Closed ratmice closed 2 years ago

ratmice commented 2 years ago

This in some ways seem similar to some of the things discussed in issue #231 where requests could be passed a cancellation token, My usage of tower-lsp is a little weird due to some !Send + !Sync variables, these variables have to live off in their own threads. The main Backend implementing LanguageClient keeps a channel to send these threads messages.

It then creates another thread which has a clone of Client which deals with receiving all the responses from all the threads and sending them back to the client. This works okay, until you need to deal with a request with a response, in implementing a custom_method() it can be difficult to obtain the value that needs to be returned from Backend itself.
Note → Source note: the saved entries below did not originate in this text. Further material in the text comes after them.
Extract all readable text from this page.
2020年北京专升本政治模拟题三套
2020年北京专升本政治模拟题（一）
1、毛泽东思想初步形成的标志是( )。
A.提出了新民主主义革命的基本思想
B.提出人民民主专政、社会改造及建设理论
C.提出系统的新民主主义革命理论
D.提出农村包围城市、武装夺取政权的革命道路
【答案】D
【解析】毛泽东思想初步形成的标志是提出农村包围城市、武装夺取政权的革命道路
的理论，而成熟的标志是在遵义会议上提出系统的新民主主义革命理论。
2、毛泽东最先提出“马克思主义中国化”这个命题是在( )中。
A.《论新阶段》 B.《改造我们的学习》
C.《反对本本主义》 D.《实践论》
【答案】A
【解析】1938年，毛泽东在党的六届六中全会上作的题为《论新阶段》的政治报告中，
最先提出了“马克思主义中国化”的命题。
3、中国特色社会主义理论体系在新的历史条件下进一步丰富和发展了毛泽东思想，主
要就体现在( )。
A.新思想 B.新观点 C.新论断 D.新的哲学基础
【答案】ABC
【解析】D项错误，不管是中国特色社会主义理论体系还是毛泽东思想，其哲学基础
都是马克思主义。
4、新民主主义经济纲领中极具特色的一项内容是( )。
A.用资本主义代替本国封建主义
Part of the reasoning behind the response thread is just that I don't see a nice way to receive from within Backend. e.g. to select! on both incoming jsonrpc and subjugate thread channels, since this is hidden within the serve function, But that would present an alternate way of responding, If backend had a good way of also receiving from channels, There wouldn't actually be any issue.
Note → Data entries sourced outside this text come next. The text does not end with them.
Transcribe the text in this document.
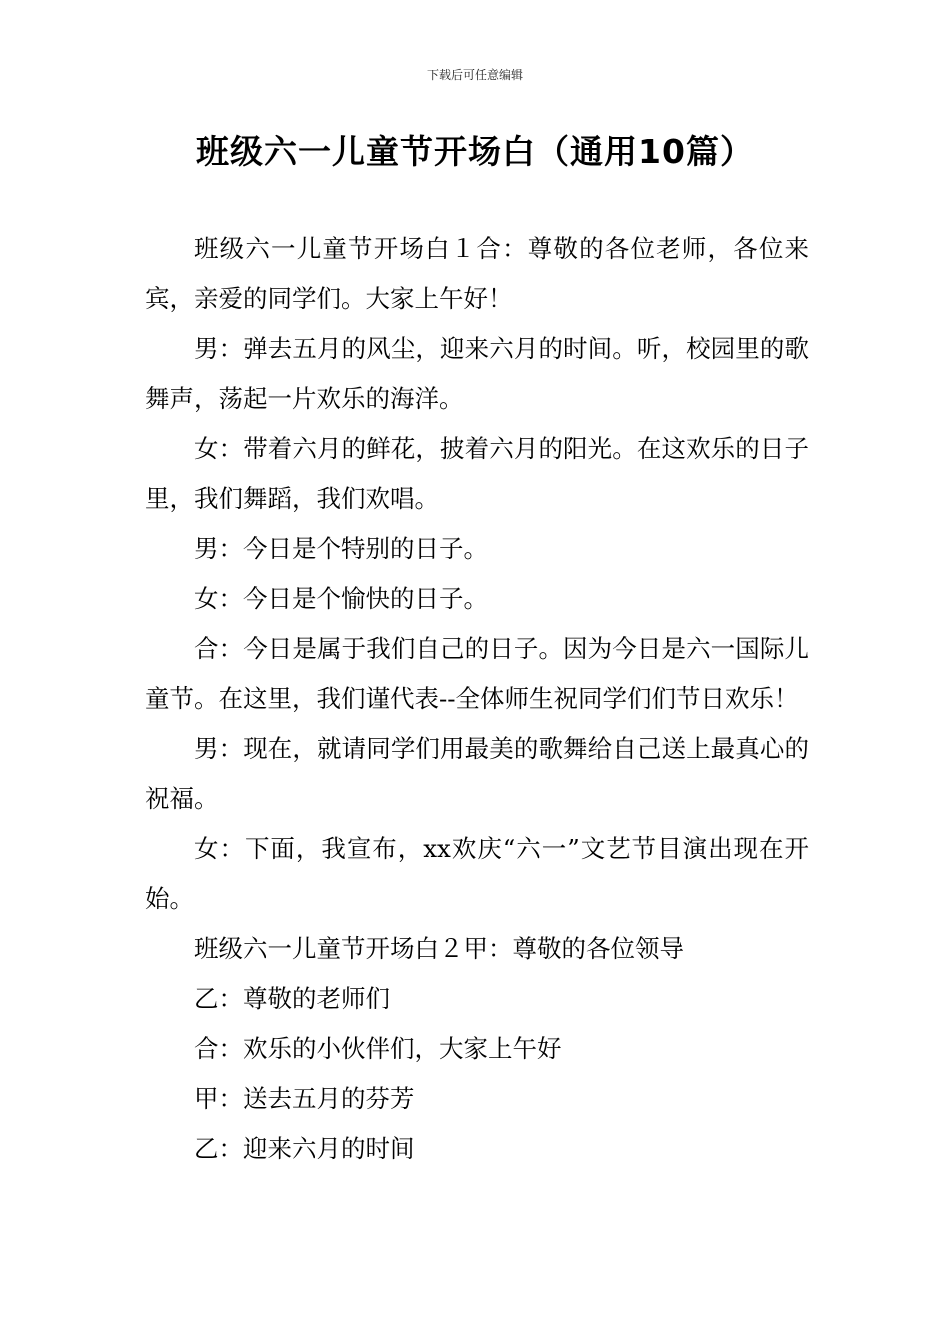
下载后可任意编辑
班级六一儿童节开场白（通用10篇）

班级六一儿童节开场白１合：尊敬的各位老师，各位来宾，亲爱的同学们。大家上午好！

男：弹去五月的风尘，迎来六月的时间。听，校园里的歌舞声，荡起一片欢乐的海洋。

女：带着六月的鲜花，披着六月的阳光。在这欢乐的日子里，我们舞蹈，我们欢唱。

男：今日是个特别的日子。

女：今日是个愉快的日子。

合：今日是属于我们自己的日子。因为今日是六一国际儿童节。在这里，我们谨代表--全体师生祝同学们们节日欢乐！

男：现在，就请同学们用最美的歌舞给自己送上最真心的祝福。

女：下面，我宣布，xx欢庆“六一”文艺节目演出现在开始。

班级六一儿童节开场白２甲：尊敬的各位领导

乙：尊敬的老师们

合：欢乐的小伙伴们，大家上午好

甲：送去五月的芬芳

乙：迎来六月的时间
  1. Backend (Vec of mpsc::Sender one for each subjugate thread)
  2. N-subjugate threads (sync, each owns a !Send + !Sync value, mpsc::Receiver from backend, mpsc::Sender to Response thread)
  3. 1-Response task (async, has a clone of Client, mpsc::Receiver).

The communications topology in particular looks like: Client -> Backend -> Subjugate thread -> Response task -> Client

In #231 it was discussed that requests could be given a separate cancellation token as a part of the request. I was thinking perhaps you could do a similar thing, instead of returning from the custom method a value, a variation of custom_method which gets both the params and a ResponseToken, which it could pass to various responders.

P.S. sorry if this is a bit long & quite specific to the constraints upon which my implementation finds itself in

Edit: Making some clarifications about 'Response task', previously I had referred to this as 'Response thread', Edit 2: After thinking about it, perhaps my Backend can allocate a future, pass it through the communications channels, then when it arrives back in the async Response Task it becomes ready, and thus no actual modifications are needed in this case, because I may be able to make a ResponseToken without it actually being passed in from call.

ratmice commented 2 years ago

FWIW, I'm going to go ahead and close this, the way I got it working was basically described in Edit 2: using a tokio::sync::oneshot, One nice thing about this is that oneshot::Sender::send is sync so the subjugate threads can just respond directly to the Backend, so the Response task is kept out of the loop unless the subjugate thread needs to invoke the client directly.